Brooklyn-native Typhoid Rosie is a rock band fronted by Ivy League graduate and comedian turned singer-songwriter Rosie Rebel. Today she talked with ETV about her sense of duty to making people laugh, the meaning behind her band’s two latest singles, and her thoughts on supporting indie music.

“Growing up, my family didn’t have money,” said Rosie. “I didn’t have any toys. In a way it was great, because I used my imagination more than the average kid. My most treasured possession growing up was a little red radio with a tape player. All I did was listen to music.”

Rosie’s grew up listening to Doo Wop, Motown, and 60’s Rock due to her parent’s being baby boomers.

“My dad listened to Pink Floyd, and my Mother was a Beatles fanatic,” Rosie said. “I remember dancing in my living room to The Drifters’ ‘Save The Last Dance for Me’ with my father. The thing I love the most about music, is how it has the ability to access raw emotion. I guess that’s why Soul music is my favorite, because I can feel the pain being released through the music.”

Rosie has always loved music and although she began going to punk shows and all her friends were in bands, she did not consider herself a musician or a singer at the time. Instead, Rosie had to watch her parents go through a divorce, and it is through this experience where she realized she wanted to see the people she loved happy during tough times. She developed the skills to make people laugh and her journey into comedy began to take flight.

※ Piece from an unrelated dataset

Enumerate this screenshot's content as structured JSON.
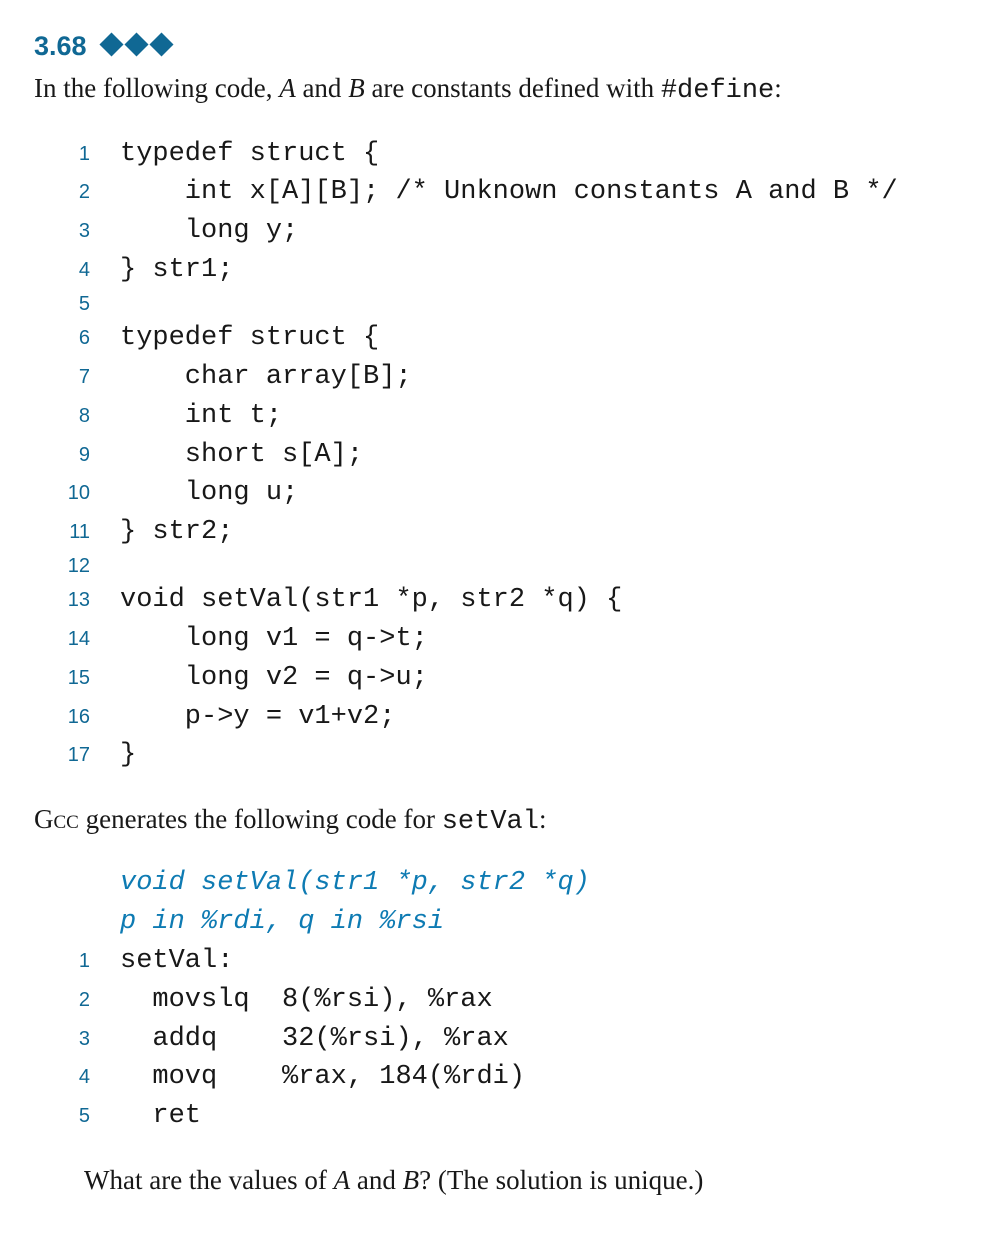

“I’ve always felt a sense of duty, and responsibility to make sure everyone around me was laughing and smiling,” Rosie said. “Comedy was the way I did that. The best comedians come from very tragic backgrounds. They usually have a lot of pain, and instead of thinking of themselves, they spend their lives trying to alleviate the pain of others through laughter, and it some way it heals them to see others happy.”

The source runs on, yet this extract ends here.